Python: Using Equality Operator Inside of Numpy Array Assignment

Question

I saw this code in some examples online and am trying to understand and modify it:

c = a[b == 1]

1. Why does this work? It appears b == 1 returns true for each element of b that satisfies the equality. I don't understand how something like a[True] ends up evaluating to something like "For all values in a for which the same indexed value in b is equal to 1, copy them to c"

a,b, and c are all NumPy arrays of the same length containing some data. I've searched around quite a bit but don't even know what to call this sort of thing.

2. If I want to add a second condition, for example:

c = a[b == 1 and d == 1]

I get

ValueError: The truth value of an array with more than one element is ambiguous. Use a.any() or a.all()

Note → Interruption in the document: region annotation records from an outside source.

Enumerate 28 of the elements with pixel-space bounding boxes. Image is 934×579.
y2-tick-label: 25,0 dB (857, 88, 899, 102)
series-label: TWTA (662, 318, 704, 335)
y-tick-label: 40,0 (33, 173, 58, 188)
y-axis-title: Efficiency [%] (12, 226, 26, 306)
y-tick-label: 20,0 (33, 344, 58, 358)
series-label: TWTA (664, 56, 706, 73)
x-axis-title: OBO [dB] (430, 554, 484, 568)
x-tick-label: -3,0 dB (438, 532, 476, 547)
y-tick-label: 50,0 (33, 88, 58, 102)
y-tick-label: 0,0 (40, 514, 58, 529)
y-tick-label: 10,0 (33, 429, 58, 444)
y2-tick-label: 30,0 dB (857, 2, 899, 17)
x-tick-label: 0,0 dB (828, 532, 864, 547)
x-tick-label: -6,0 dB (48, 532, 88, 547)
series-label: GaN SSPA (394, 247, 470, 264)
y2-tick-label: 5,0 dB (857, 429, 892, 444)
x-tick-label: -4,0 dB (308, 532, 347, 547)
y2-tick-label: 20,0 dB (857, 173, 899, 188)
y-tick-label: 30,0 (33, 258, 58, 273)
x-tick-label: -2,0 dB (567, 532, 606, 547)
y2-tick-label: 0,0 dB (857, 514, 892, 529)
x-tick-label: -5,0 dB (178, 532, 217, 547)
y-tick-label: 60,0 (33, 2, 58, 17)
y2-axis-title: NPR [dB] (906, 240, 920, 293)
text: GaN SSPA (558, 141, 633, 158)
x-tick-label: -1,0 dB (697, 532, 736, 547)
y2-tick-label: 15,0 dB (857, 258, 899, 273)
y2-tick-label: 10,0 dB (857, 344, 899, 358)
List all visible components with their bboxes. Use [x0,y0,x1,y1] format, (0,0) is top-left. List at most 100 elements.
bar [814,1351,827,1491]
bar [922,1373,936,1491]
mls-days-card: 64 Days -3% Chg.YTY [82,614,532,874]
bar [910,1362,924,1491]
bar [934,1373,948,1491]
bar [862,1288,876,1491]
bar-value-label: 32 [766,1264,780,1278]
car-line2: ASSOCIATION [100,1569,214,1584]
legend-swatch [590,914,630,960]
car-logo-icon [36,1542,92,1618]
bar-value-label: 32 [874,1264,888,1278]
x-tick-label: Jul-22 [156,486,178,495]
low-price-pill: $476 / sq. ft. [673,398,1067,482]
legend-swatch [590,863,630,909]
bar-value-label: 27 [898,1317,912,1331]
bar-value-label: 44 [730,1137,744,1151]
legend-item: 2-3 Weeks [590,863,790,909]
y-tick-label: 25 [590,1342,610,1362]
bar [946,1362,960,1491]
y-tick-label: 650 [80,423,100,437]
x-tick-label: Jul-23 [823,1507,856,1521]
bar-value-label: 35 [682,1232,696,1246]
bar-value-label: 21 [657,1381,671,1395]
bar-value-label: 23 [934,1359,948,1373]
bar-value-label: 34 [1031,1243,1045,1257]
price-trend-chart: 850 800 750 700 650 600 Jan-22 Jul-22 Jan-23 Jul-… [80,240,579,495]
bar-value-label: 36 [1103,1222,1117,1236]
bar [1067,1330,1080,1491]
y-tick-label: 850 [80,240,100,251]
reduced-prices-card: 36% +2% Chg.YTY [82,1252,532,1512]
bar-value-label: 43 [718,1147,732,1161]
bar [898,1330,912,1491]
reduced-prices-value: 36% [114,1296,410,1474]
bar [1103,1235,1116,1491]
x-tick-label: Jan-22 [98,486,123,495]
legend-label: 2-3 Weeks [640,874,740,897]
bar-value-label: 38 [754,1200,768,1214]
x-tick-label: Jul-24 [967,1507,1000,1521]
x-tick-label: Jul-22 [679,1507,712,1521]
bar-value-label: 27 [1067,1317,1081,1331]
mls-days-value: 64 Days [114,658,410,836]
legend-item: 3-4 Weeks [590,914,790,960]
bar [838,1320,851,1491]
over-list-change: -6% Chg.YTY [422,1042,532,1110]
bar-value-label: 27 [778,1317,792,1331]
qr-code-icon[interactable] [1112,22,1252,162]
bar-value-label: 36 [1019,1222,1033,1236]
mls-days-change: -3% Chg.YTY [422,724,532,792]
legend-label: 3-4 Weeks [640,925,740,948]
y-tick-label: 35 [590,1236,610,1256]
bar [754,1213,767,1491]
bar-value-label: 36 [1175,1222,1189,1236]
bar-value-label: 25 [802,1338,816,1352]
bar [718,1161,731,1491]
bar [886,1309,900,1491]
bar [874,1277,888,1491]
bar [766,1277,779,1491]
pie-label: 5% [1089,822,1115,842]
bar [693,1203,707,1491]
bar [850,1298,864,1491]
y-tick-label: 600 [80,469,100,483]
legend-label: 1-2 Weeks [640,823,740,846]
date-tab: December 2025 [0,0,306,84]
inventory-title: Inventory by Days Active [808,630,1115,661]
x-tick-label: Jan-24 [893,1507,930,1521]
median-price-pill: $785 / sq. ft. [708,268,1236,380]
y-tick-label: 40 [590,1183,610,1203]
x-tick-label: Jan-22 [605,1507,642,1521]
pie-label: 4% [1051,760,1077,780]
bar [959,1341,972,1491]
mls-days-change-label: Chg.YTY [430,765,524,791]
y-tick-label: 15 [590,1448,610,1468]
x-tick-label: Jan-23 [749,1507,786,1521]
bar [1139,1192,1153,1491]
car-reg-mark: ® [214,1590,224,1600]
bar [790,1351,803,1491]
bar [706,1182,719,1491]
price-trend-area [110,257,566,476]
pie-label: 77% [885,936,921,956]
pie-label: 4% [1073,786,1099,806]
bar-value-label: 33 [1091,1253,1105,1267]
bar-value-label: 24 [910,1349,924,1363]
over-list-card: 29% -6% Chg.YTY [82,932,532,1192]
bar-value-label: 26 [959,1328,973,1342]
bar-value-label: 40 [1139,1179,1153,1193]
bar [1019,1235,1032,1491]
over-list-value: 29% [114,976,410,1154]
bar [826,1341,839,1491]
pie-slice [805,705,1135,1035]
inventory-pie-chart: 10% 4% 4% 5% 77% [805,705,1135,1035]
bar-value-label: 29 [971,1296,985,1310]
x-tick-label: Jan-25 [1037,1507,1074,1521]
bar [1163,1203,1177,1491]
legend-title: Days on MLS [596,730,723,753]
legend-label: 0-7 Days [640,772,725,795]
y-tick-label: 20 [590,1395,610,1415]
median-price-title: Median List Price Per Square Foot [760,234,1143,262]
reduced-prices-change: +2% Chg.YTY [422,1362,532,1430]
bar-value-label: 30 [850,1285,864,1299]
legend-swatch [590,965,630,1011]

I know this happens because that combination of equality operations is ambiguous for reasons explained here, but I am unsure of how to add a.any() or a.all() into that expression in just one line.

EDIT:

For question 2, c = a[(b == 1) & (d == 1)] works. Any input on my first question about how/why this works?

Answer 1

You just need to put the conditions separately in brackets. Try using this

c = a[(b == 1) & (d == 1)]

Answer 2

Why wouldn't your example in point (1) work? This is Boolean indexing. If the arrays were different shapes then it may be a different matter, but:

c = a[b == 1]

Is indistinguishable from:

c = a[a == 1]

When you don't know the actual arrays. Nothing specific to a is going on here; a == 1 is just setting up a boolean mask, that you then re-apply to a in a[mask_here]. Doesn't matter what generated the mask.